Playing all day long

Clarke played field hockey, basketball, and tennis at School of the Holy Child in Rosemont and Lynchburg (Va.) University. She joined Merion Mercy as a health and physical education teacher and coach, as well as de facto athletic director, right out of college.

“I loved sports ever since I was a little girl,” Clarke said. “When I was thinking about what I wanted to do, I used to think, ‘Wouldn’t it be fun just to play all day long?’”

She coached field hockey, basketball, and track at the all-girls’ school. And along the way, Merion Mercy steadily expanded its athletic program, growing from three sports to 12, developing a national-caliber rowing program, attracting more dedicated athletes.

“Barbara Clarke is forever woven into the fabric of MMA athletics,” head of school Laura Farrell said. “Her influence at Merion Mercy has been profound as she built our program from the ground up.”

'Small woman, broad shoulders’

Buggy was a star athlete at Plymouth Whitemarsh High and Ursinus College, and a member of the 1984 USA field hockey team that won a bronze medal at the Olympic Games in Los Angeles.

She was the head coach of Episcopal Academy’s field hockey team from 1986 until the end of last season. Her teams won 479 games as well as 13 Inter-Academic League titles and two Pennsylvania Independent School Athletic Association (PISAA) crowns.

She became the school’s athletic director for girls’ sports in 1986, two years after Episcopal Academy switched from an all-male model to a coed one. She became the school’s overall athletic director in 1993 and helped to oversee the school’s move from Merion to Newtown Square in 2006.

Episcopal Academy associate athletic director Jim Farrell, who has worked with Buggy for 34 years, said her coaching background made her an ideal administrator.
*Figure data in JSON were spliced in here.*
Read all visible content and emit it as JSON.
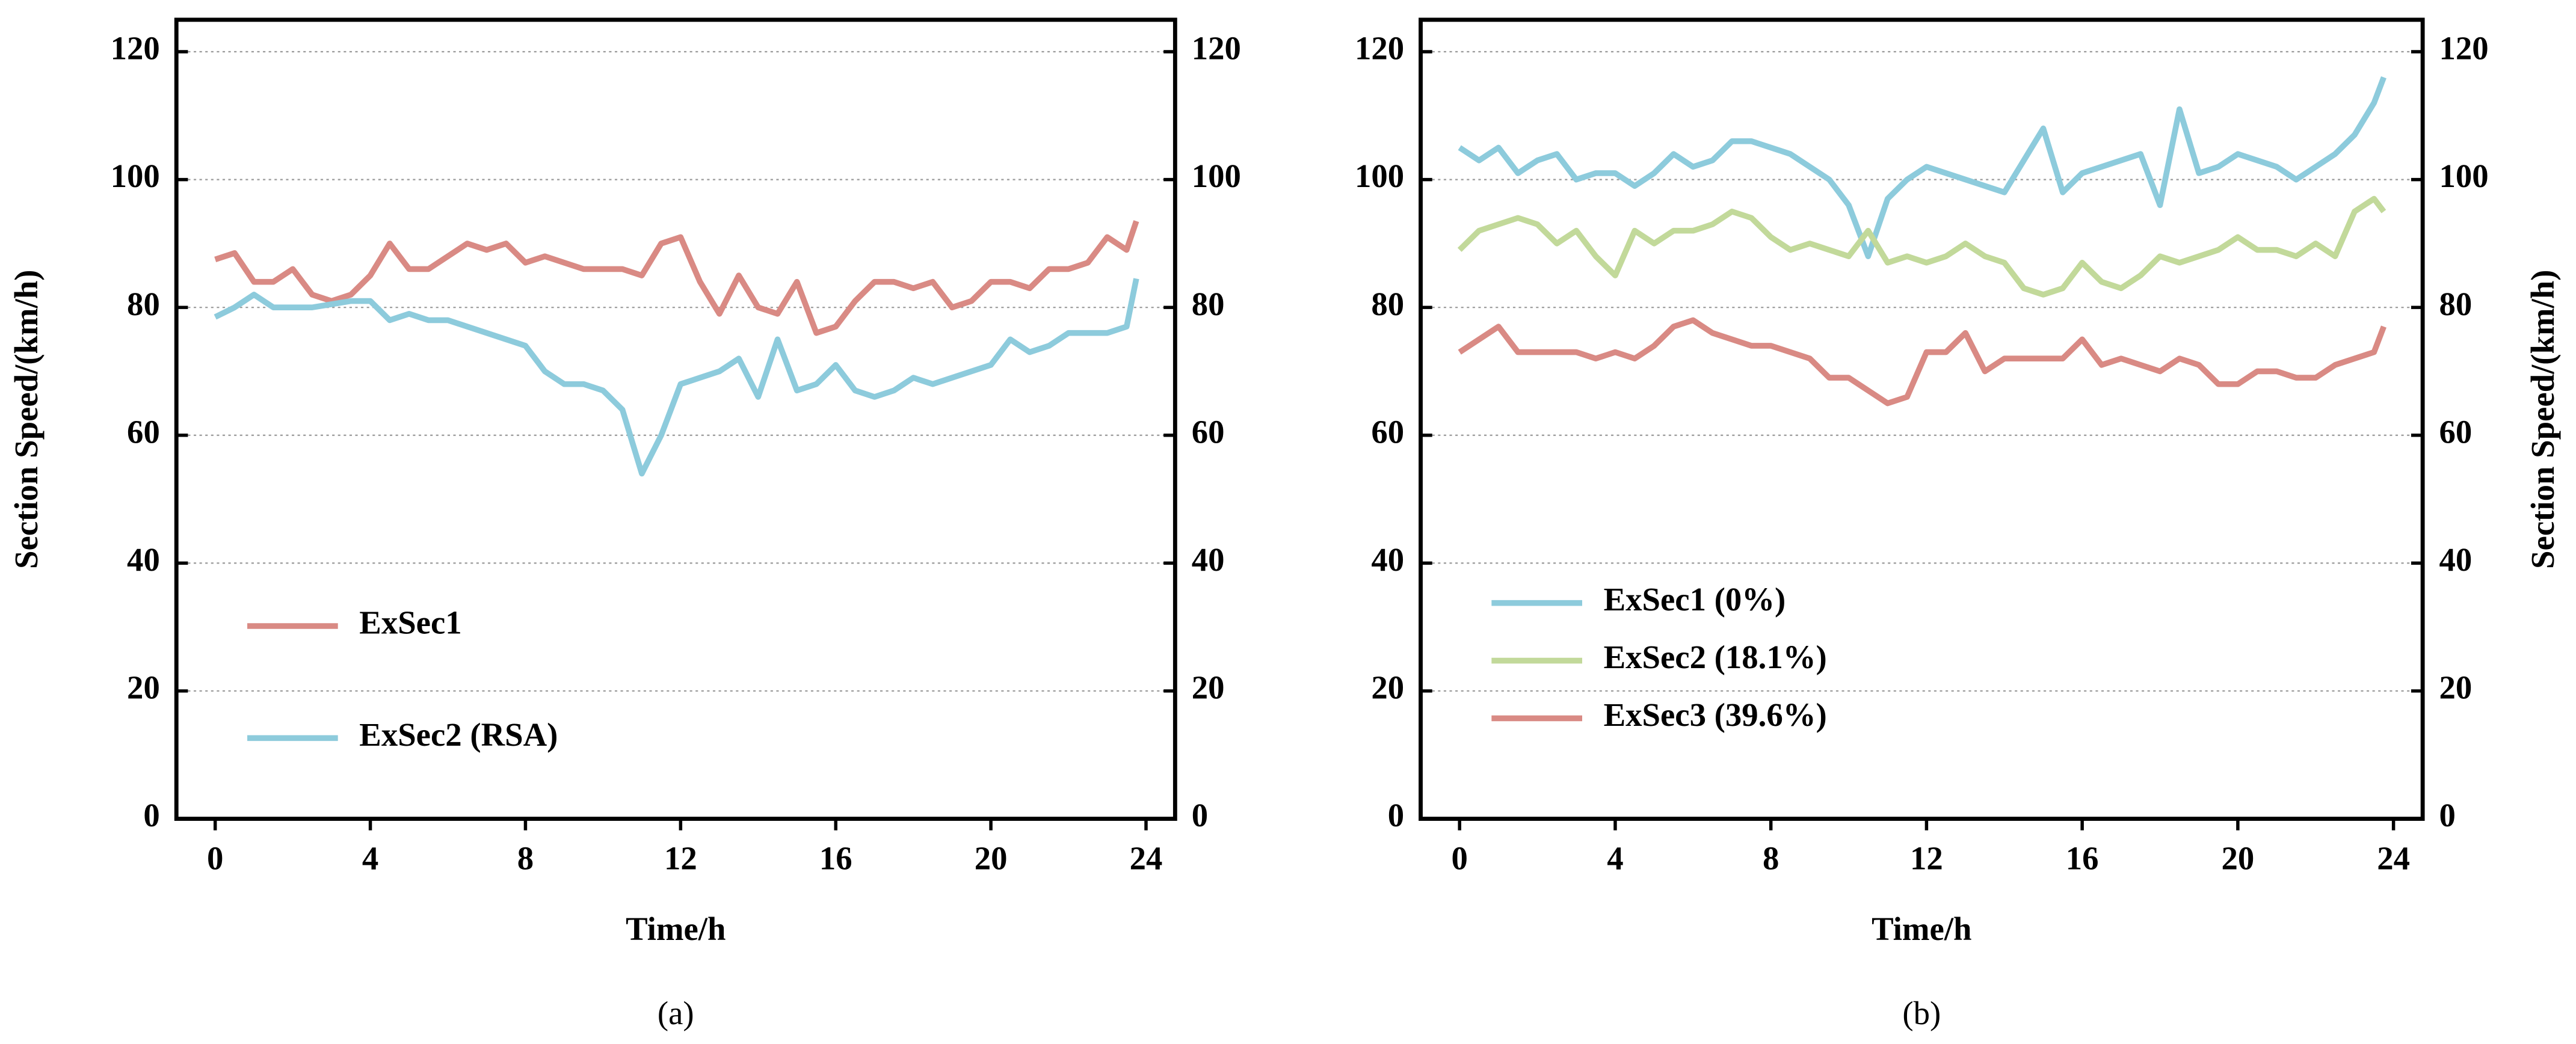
{
  "chart_data": [
    {
      "type": "line",
      "caption": "(a)",
      "xlabel": "Time/h",
      "ylabel": "Section Speed/(km/h)",
      "x": [
        0,
        0.5,
        1,
        1.5,
        2,
        2.5,
        3,
        3.5,
        4,
        4.5,
        5,
        5.5,
        6,
        6.5,
        7,
        7.5,
        8,
        8.5,
        9,
        9.5,
        10,
        10.5,
        11,
        11.5,
        12,
        12.5,
        13,
        13.5,
        14,
        14.5,
        15,
        15.5,
        16,
        16.5,
        17,
        17.5,
        18,
        18.5,
        19,
        19.5,
        20,
        20.5,
        21,
        21.5,
        22,
        22.5,
        23,
        23.5,
        23.75
      ],
      "series": [
        {
          "name": "ExSec1",
          "color": "#d98a84",
          "values": [
            87.5,
            88.5,
            84,
            84,
            86,
            82,
            81,
            82,
            85,
            90,
            86,
            86,
            88,
            90,
            89,
            90,
            87,
            88,
            87,
            86,
            86,
            86,
            85,
            90,
            91,
            84,
            79,
            85,
            80,
            79,
            84,
            76,
            77,
            81,
            84,
            84,
            83,
            84,
            80,
            81,
            84,
            84,
            83,
            86,
            86,
            87,
            91,
            89,
            93.5
          ]
        },
        {
          "name": "ExSec2 (RSA)",
          "color": "#8dcbdc",
          "values": [
            78.5,
            80,
            82,
            80,
            80,
            80,
            80.5,
            81,
            81,
            78,
            79,
            78,
            78,
            77,
            76,
            75,
            74,
            70,
            68,
            68,
            67,
            64,
            54,
            60,
            68,
            69,
            70,
            72,
            66,
            75,
            67,
            68,
            71,
            67,
            66,
            67,
            69,
            68,
            69,
            70,
            71,
            75,
            73,
            74,
            76,
            76,
            76,
            77,
            84.5
          ]
        }
      ],
      "xlim": [
        -1,
        24.75
      ],
      "xticks": [
        0,
        4,
        8,
        12,
        16,
        20,
        24
      ],
      "ylim": [
        0,
        125
      ],
      "yticks": [
        0,
        20,
        40,
        60,
        80,
        100,
        120
      ],
      "y2lim": [
        0,
        125
      ],
      "y2ticks": [
        0,
        20,
        40,
        60,
        80,
        100,
        120
      ],
      "grid": true,
      "legend": "lower left"
    },
    {
      "type": "line",
      "caption": "(b)",
      "xlabel": "Time/h",
      "y2label": "Section Speed/(km/h)",
      "x": [
        0,
        0.5,
        1,
        1.5,
        2,
        2.5,
        3,
        3.5,
        4,
        4.5,
        5,
        5.5,
        6,
        6.5,
        7,
        7.5,
        8,
        8.5,
        9,
        9.5,
        10,
        10.5,
        11,
        11.5,
        12,
        12.5,
        13,
        13.5,
        14,
        14.5,
        15,
        15.5,
        16,
        16.5,
        17,
        17.5,
        18,
        18.5,
        19,
        19.5,
        20,
        20.5,
        21,
        21.5,
        22,
        22.5,
        23,
        23.5,
        23.75
      ],
      "series": [
        {
          "name": "ExSec1 (0%)",
          "color": "#8dcbdc",
          "values": [
            105,
            103,
            105,
            101,
            103,
            104,
            100,
            101,
            101,
            99,
            101,
            104,
            102,
            103,
            106,
            106,
            105,
            104,
            102,
            100,
            96,
            88,
            97,
            100,
            102,
            101,
            100,
            99,
            98,
            103,
            108,
            98,
            101,
            102,
            103,
            104,
            96,
            111,
            101,
            102,
            104,
            103,
            102,
            100,
            102,
            104,
            107,
            112,
            116
          ]
        },
        {
          "name": "ExSec2 (18.1%)",
          "color": "#c2d99a",
          "values": [
            89,
            92,
            93,
            94,
            93,
            90,
            92,
            88,
            85,
            92,
            90,
            92,
            92,
            93,
            95,
            94,
            91,
            89,
            90,
            89,
            88,
            92,
            87,
            88,
            87,
            88,
            90,
            88,
            87,
            83,
            82,
            83,
            87,
            84,
            83,
            85,
            88,
            87,
            88,
            89,
            91,
            89,
            89,
            88,
            90,
            88,
            95,
            97,
            95
          ]
        },
        {
          "name": "ExSec3 (39.6%)",
          "color": "#d98a84",
          "values": [
            73,
            75,
            77,
            73,
            73,
            73,
            73,
            72,
            73,
            72,
            74,
            77,
            78,
            76,
            75,
            74,
            74,
            73,
            72,
            69,
            69,
            67,
            65,
            66,
            73,
            73,
            76,
            70,
            72,
            72,
            72,
            72,
            75,
            71,
            72,
            71,
            70,
            72,
            71,
            68,
            68,
            70,
            70,
            69,
            69,
            71,
            72,
            73,
            77
          ]
        }
      ],
      "xlim": [
        -1,
        24.75
      ],
      "xticks": [
        0,
        4,
        8,
        12,
        16,
        20,
        24
      ],
      "ylim": [
        0,
        125
      ],
      "yticks": [
        0,
        20,
        40,
        60,
        80,
        100,
        120
      ],
      "y2lim": [
        0,
        125
      ],
      "y2ticks": [
        0,
        20,
        40,
        60,
        80,
        100,
        120
      ],
      "grid": true,
      "legend": "lower left"
    }
  ]
}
“When you’re one of her coaches you are part of Gina Buggy’s team,” Farrell said, fighting back tears. “She has gone to bat for her coaches so many times … For a small woman, she has such broad shoulders.”

‘On stage for 44 years’

Hofmann played sports at Cheltenham High but jokes that she wasn’t good enough to play varsity at West Chester University.

“They were such a powerhouse," Hofmann said.

She began at Germantown Academy in 1976, right out of college, serving as a physical education teacher and coach of multiple sports, including a top-level lacrosse team. She guided the athletic program through massive expansion, adding sports such as soccer, coed ice hockey, cross country, and water polo.

She is renowned at the school for her leadership, can-do pep, and the morning Sports Report delivered over the public-address system.

“I often think that, in another life, Ginny would have been a Tony Award-winning star on Broadway,” GA head of school Rich Schellhas said. “How lucky are we that she has made GA her stage for 44 years, that she has selflessly dedicated her life to making GA a better school?”

Hofmann plans to spend more time at the Jersey shore and travel. She hopes to someday visit Russia.

Clarke also plans to spend more time at the Jersey Shore and work on her golf game. She doesn’t have a detailed plan for her future.

“I want to see where life takes me,” Clarke said.

Buggy might take the same approach.

“I’m healthy enough to explore life outside of high school,” Buggy said.

All three women are reluctant to regard themselves as trailblazers. But they’ve been around long enough to have played pivotal roles in the burgeoning growth of opportunities in sports for females, in participation and administration.

“I remember when I first went to a [national] convention, it seemed like every other person there was a football coach,” Hofmann said. “It was an old-boys’ club. I got a lot of ‘little lady’ in those days.

“Things have changed a lot. It’s been exciting for all of us to see.”